Up until fairly recently, doctors and other medical professionals have had a number of tools at their disposal to try to keep patients from gaining access to their own medical records. For example, exorbitant prices could once be charged for each copy of a page of a patient’s record, often resulting in bills of hundreds, or even thousands, of dollars. Elaborate requirements and extensive bureaucracies were established to try to make the procedures for such requests as confusing as possible.

Limits were eventually placed on the charges that could be incurred for copies of medical records. But, the process itself remained so tedious that the federal government recently intervened in the form of a new set of guidelines issued by the Department of Health and Human Services. The guidelines, issued to all health providers, state that a request for records “must be reasonably likely to cause harm or endanger the life or physical safety of the individual or another person.
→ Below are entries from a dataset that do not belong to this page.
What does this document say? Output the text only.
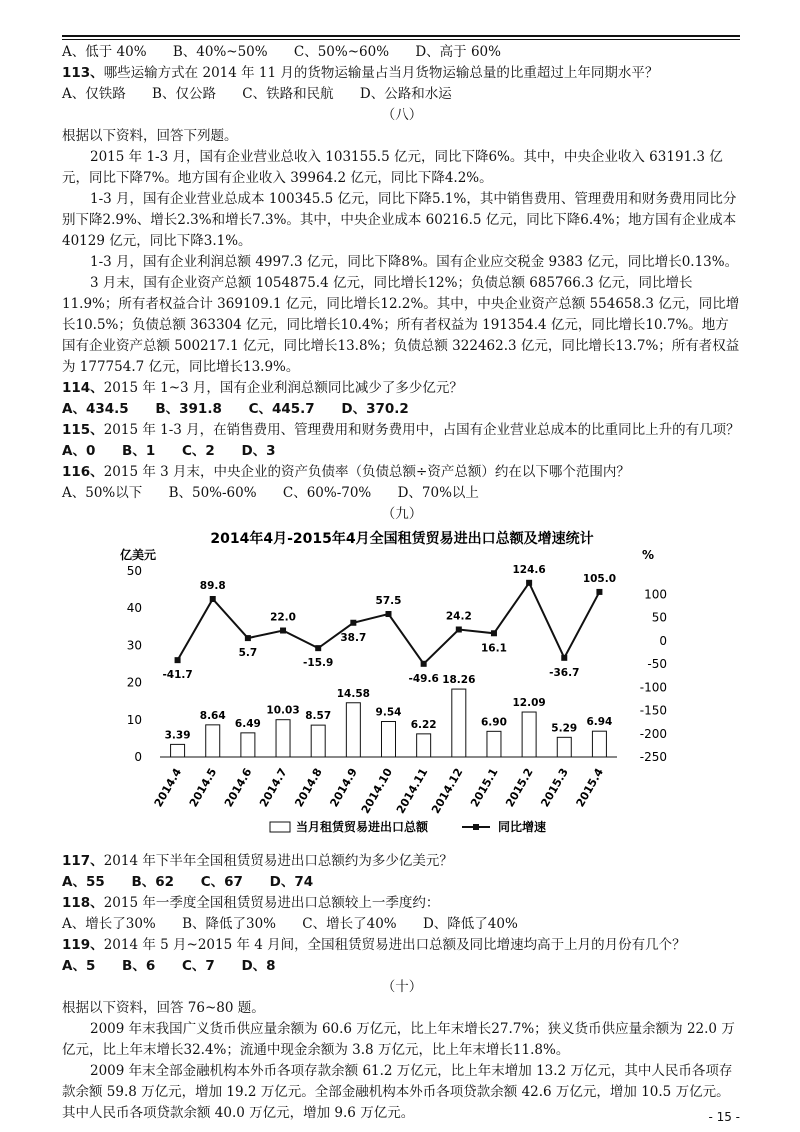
A、低于 40% B、40%~50% C、50%~60% D、高于 60%

113、哪些运输方式在 2014 年 11 月的货物运输量占当月货物运输总量的比重超过上年同期水平？

A、仅铁路 B、仅公路 C、铁路和民航 D、公路和水运

（八）

根据以下资料，回答下列题。

2015 年 1-3 月，国有企业营业总收入 103155.5 亿元，同比下降6%。其中，中央企业收入 63191.3 亿元，同比下降7%。地方国有企业收入 39964.2 亿元，同比下降4.2%。

1-3 月，国有企业营业总成本 100345.5 亿元，同比下降5.1%，其中销售费用、管理费用和财务费用同比分别下降2.9%、增长2.3%和增长7.3%。其中，中央企业成本 60216.5 亿元，同比下降6.4%；地方国有企业成本 40129 亿元，同比下降3.1%。

1-3 月，国有企业利润总额 4997.3 亿元，同比下降8%。国有企业应交税金 9383 亿元，同比增长0.13%。

3 月末，国有企业资产总额 1054875.4 亿元，同比增长12%；负债总额 685766.3 亿元，同比增长11.9%；所有者权益合计 369109.1 亿元，同比增长12.2%。其中，中央企业资产总额 554658.3 亿元，同比增长10.5%；负债总额 363304 亿元，同比增长10.4%；所有者权益为 191354.4 亿元，同比增长10.7%。地方国有企业资产总额 500217.1 亿元，同比增长13.8%；负债总额 322462.3 亿元，同比增长13.7%；所有者权益为 177754.7 亿元，同比增长13.9%。

114、2015 年 1~3 月，国有企业利润总额同比减少了多少亿元？

A、434.5 B、391.8 C、445.7 D、370.2

115、2015 年 1-3 月，在销售费用、管理费用和财务费用中，占国有企业营业总成本的比重同比上升的有几项？

A、0 B、1 C、2 D、3

116、2015 年 3 月末，中央企业的资产负债率（负债总额÷资产总额）约在以下哪个范围内？

A、50%以下 B、50%-60% C、60%-70% D、70%以上

（九）

2014年4月-2015年4月全国租赁贸易进出口总额及增速统计
亿美元	%
0
10
20
30
40
50
100
50
0
-50
-100
-150
-200
-250
2014.4 2014.5 2014.6 2014.7 2014.8 2014.9
2014.10
2014.11
2014.12 2015.1 2015.2 2015.3 2015.4
3.39
8.64
6.49
10.03 8.57
14.58
9.54
6.22
18.26
6.90
12.09
5.29
6.94
-41.7
89.8
5.7
22.0
-15.9
38.7
57.5
-49.6
24.2
16.1
124.6
-36.7
105.0
当月租赁贸易进出口总额	同比增速

117、2014 年下半年全国租赁贸易进出口总额约为多少亿美元？

A、55 B、62 C、67 D、74

118、2015 年一季度全国租赁贸易进出口总额较上一季度约：

A、增长了30% B、降低了30% C、增长了40% D、降低了40%

119、2014 年 5 月~2015 年 4 月间，全国租赁贸易进出口总额及同比增速均高于上月的月份有几个？

A、5 B、6 C、7 D、8

（十）

根据以下资料，回答 76~80 题。

2009 年末我国广义货币供应量余额为 60.6 万亿元，比上年末增长27.7%；狭义货币供应量余额为 22.0 万亿元，比上年末增长32.4%；流通中现金余额为 3.8 万亿元，比上年末增长11.8%。

2009 年末全部金融机构本外币各项存款余额 61.2 万亿元，比上年末增加 13.2 万亿元，其中人民币各项存款余额 59.8 万亿元，增加 19.2 万亿元。全部金融机构本外币各项贷款余额 42.6 万亿元，增加 10.5 万亿元。其中人民币各项贷款余额 40.0 万亿元，增加 9.6 万亿元。	- 15 -
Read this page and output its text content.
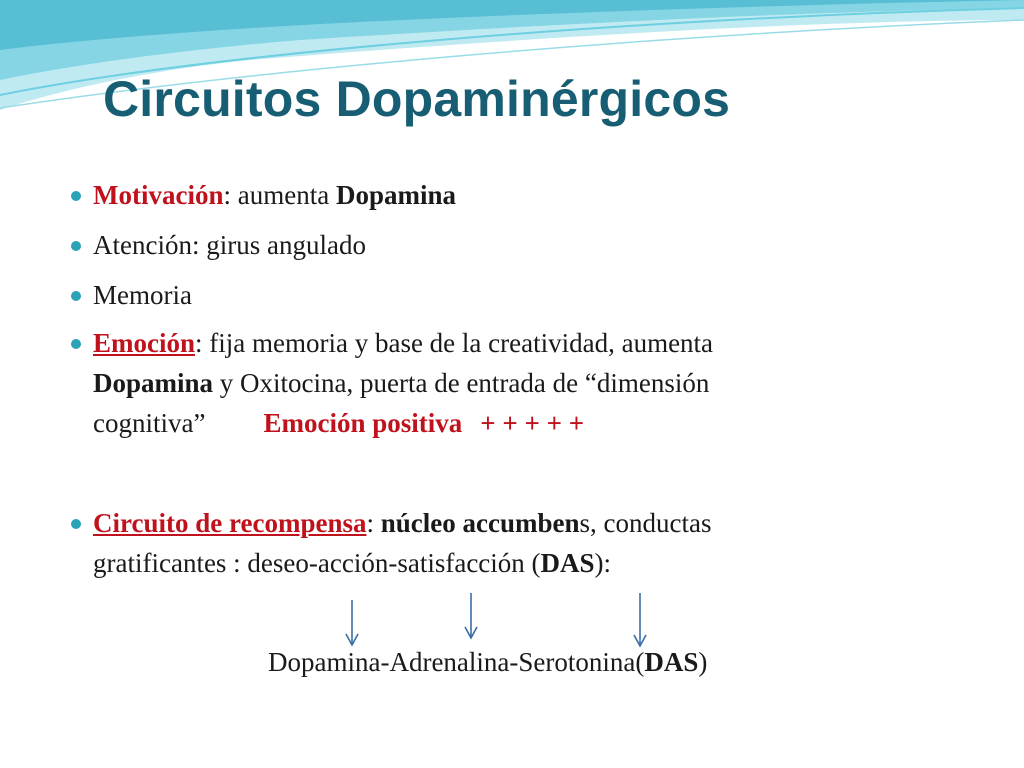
Circuitos Dopaminérgicos
Motivación: aumenta Dopamina
Atención: girus angulado
Memoria
Emoción: fija memoria y base de la creatividad, aumenta
Dopamina y Oxitocina, puerta de entrada de “dimensión
cognitiva” Emoción positiva + + + + +
Circuito de recompensa: núcleo accumbens, conductas
gratificantes : deseo-acción-satisfacción (DAS):
Dopamina-Adrenalina-Serotonina(DAS)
Thus, concerns based on the mere possibility of harm are not sufficient to deny access.”

Doctors have maintained that they generally refrain from granting patients access to their records because they fear that patients will not understand what they’re reading. This could lead to a patient undertaking treatments that might harm them. Patients’ rights advocates disagree. They claim that the difficulty is a tactic used to stifle competition and prevent patients from seeking care at other facilities.

One South Whitehall Township, Pennsylvania woman recently navigated the labyrinth of obtaining her records from Allen Ear, Nose, and Throat Association.

Donna Kubat’s fight is profiled in a recent story posted to The Morning Call that describes her struggle to obtain her own records after a round of allergy testing. The practice initially refused Kubat’s request, citing Pennsylvania’s Physician’s Code of Conduct. The Code states that physicians may refuse access to records if such access could “adversely affect the patient’s health.”

Failing to see how access to her own allergy test results could adversely affect her health, Kubat appealed to the Department of Health and Human Services, who sided with her in a sternly-worded decision.

“The risk to patients by releasing the allergy serum or testing information most certainly does NOT meet the significant risk of harm exception,” said the Office for Civil Rights. Kubat received her records from Allen Ear, Nose, and Throat Association in March.

The Obama administration is expected to take further action on the issue of patient medical record access this year; attempting to limit the amount of time that medical practices have to respond to medical record requests to just 30 days. For now, however, patients continue to petition the Department of Health and Human Services for access to the complete records of their own health and care.